S CHAN1,2,3, E PASCOE1,2,3, P CLAYTON1,4,5, S MCDONALD1,4,5, W LIM1,6, M SYPEK1,4,5, S PALMER7, R FRANCIS2,3, S CAMPBELL1,2,3, C HAWLEY1,2,3, D JOHNSON1,2,3
1Australian and New Zealand Dialysis and Transplant Registry, Adelaide, Australia, 2Department of Nephrology, Princess Alexandra Hospital, Brisbane, Australia, 3Australasian Kidney Trials Network, Faculty of Medicine, The University of Queensland, Brisbane, Australia, 4Central Northern Adelaide Renal and Transplantation Service, Royal Adelaide Hospital, Adelaide, Australia, 5School of Medicine, University of Adelaide, Adelaide, Australia, 6Sir Charles Gairdner Hospital Unit, The University of Western Australia, Perth, Australia, 7Department of Medicine, University of Otago, Christchurch, New Zealand
Aim: To examine the aetiology and predictors of infection-related mortality among kidney transplant recipients in Australia and New Zealand.
Background: Infections following kidney transplantation are associated with significant morbidity and mortality. However, there has been limited study regarding the burden and risk factors for infection-related mortality in kidney transplant recipients.
Methods: This study included all Australian and New Zealand kidney transplant recipients who had a first graft between January 1, 1997 and December 31, 2015, using Australia and New Zealand Dialysis and Transplant Registry data.
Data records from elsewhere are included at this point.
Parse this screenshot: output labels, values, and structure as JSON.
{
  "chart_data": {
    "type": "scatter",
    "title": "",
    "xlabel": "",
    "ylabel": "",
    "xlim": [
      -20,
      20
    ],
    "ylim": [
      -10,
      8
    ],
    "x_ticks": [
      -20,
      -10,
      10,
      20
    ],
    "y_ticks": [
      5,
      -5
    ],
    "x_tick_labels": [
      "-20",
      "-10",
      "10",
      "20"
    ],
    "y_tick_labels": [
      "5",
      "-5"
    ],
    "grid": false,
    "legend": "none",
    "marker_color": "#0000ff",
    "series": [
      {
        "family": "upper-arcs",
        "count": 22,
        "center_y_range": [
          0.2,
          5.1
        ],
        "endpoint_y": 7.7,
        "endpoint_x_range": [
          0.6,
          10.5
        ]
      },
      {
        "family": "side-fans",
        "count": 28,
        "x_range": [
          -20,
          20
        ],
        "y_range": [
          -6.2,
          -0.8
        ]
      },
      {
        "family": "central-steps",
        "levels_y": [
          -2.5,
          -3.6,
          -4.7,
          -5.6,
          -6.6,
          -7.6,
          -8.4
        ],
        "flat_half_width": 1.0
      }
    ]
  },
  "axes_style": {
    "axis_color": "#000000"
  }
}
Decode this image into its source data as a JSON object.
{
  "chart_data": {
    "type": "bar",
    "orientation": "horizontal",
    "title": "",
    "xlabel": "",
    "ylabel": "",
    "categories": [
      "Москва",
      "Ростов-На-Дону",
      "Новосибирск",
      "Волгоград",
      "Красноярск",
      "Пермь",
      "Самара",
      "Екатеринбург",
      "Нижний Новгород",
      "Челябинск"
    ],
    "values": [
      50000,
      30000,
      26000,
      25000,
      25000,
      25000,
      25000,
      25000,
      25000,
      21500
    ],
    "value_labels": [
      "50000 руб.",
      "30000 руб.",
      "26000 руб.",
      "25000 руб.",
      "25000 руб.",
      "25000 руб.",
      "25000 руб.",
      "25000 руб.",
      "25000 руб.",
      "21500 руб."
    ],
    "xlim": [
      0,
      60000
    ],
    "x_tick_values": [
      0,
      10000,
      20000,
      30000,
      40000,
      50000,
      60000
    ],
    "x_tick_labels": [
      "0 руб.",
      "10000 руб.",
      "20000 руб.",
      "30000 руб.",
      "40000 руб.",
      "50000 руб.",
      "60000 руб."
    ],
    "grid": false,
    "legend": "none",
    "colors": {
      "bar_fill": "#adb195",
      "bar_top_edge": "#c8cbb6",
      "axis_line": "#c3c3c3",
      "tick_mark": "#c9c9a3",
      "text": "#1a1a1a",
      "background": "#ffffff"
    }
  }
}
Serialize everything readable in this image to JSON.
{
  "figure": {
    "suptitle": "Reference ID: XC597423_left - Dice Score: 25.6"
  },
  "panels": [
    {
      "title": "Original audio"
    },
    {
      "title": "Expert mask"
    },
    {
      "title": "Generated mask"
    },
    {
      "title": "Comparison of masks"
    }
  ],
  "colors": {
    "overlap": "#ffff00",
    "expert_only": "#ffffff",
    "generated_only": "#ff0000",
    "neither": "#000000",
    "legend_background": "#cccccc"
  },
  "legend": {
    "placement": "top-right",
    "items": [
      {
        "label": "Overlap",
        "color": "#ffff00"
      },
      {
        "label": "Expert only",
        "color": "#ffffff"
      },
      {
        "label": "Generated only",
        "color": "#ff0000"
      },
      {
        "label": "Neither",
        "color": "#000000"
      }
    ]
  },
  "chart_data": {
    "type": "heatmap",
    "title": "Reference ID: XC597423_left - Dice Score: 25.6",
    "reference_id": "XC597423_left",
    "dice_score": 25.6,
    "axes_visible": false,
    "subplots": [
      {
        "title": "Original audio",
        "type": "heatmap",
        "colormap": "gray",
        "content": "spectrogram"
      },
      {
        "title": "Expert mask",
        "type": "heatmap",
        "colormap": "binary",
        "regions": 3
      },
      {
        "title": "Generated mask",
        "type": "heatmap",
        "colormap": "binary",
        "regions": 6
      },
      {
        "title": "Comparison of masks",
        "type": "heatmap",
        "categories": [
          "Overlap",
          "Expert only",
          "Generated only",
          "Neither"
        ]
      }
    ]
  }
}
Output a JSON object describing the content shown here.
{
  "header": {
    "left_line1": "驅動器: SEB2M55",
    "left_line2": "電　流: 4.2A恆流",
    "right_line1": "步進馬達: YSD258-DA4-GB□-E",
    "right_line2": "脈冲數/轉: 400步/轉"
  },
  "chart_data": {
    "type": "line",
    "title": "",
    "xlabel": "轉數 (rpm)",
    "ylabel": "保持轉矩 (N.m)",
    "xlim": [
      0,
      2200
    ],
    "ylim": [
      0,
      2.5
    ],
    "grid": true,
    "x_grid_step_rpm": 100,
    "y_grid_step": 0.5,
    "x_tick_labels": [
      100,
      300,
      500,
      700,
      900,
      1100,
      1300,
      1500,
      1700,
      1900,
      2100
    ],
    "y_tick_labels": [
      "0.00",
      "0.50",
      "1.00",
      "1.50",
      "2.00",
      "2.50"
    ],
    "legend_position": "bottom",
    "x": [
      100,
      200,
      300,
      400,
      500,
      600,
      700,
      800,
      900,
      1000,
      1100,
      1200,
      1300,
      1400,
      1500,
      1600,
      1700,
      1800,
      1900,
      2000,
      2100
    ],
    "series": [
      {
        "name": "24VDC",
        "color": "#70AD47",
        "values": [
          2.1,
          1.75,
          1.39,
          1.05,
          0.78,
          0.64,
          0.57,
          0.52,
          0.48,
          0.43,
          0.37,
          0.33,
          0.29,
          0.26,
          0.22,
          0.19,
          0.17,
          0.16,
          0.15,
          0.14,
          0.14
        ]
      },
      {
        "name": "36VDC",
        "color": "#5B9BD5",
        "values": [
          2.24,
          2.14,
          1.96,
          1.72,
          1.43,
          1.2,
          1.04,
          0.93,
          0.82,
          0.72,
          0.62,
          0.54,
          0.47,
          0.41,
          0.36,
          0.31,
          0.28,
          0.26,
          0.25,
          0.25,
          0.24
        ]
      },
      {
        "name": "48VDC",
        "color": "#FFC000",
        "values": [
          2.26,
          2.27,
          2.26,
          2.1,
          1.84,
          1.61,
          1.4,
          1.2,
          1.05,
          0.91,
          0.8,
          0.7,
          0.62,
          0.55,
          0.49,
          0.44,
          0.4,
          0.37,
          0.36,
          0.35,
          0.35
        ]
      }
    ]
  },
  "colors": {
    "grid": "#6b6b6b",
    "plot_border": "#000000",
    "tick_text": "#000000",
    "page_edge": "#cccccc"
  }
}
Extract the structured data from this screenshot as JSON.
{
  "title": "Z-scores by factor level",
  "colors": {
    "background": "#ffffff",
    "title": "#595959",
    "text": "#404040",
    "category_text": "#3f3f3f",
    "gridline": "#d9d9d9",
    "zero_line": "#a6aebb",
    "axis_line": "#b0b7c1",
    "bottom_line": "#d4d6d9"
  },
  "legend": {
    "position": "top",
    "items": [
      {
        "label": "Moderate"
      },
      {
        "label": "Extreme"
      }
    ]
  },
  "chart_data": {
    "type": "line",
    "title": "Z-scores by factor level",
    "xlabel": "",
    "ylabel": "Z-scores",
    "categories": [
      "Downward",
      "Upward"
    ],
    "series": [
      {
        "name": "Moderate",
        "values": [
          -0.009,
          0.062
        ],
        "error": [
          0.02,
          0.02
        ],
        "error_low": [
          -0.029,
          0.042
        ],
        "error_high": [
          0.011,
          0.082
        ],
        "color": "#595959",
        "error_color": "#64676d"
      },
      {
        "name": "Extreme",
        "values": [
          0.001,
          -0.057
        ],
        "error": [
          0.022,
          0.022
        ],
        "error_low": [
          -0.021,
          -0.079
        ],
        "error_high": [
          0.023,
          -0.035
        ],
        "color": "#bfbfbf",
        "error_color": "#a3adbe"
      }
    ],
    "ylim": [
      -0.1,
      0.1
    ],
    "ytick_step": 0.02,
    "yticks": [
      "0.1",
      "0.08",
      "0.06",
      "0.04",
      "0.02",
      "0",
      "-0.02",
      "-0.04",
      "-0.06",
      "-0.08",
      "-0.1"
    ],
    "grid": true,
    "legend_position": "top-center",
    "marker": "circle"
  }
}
Infection-related mortality was evaluated by multivariable competing risk regression with non-infectious mortality as the competing risk.
Results: A total of 12,519 kidney transplant recipients were included (median age (IQR) 46 (36-55)yrs, males 63%, diabetes 15%, Indigenous 6%). Of the 2,197 deaths, 416 (19%) were infectious and of these, 224 (54%) were bacterial. Higher infectious mortality was associated with older age (20-30yrs reference; ≥60yrs subdistribution hazard ratio (SHR) 3.98, 95% CI 1.98-8.02), female gender (SHR 1.56, 95% CI 1.17-2.15), indigenous ethnicity (SHR 3.33, 95% CI 2.09-5.29, compared with Caucasian ethnicity), earlier transplant era (1997-2005 reference; 2006-2015 SHR 0.56, 95% CI 0.31-0.84), and use of thymoglobulin/ OKT3 for both induction therapy and treatment of rejection (daclizumab/ basiliximab reference; SHR 2.18, 95% CI 1.47-3.23). Polycystic kidney disease was associated with a lower hazard of infectious mortality (glomerulonephritis reference; SHR 0.52, 95% CI 0.28-0.99). There was no association between infectious mortality and donor characteristics.
Conclusions: Older age, female gender, indigenous ethnicity, earlier transplant era and use of T-cell depleting therapy are associated with increased infectious mortality following kidney transplantation. Bacterial infections are the commonest cause of infectious death in transplant recipients.
Dr Samuel Chan is a final year nephrology advanced trainee working for Queensland Health. He has also commenced his PhD with the Department of Nephrology and the Australasian Kidney Trials Network at the Princess Alexandra Hospital in Brisbane, Queensland. Dr Chan’s studies will be centred around infectious complications following kidney transplantation.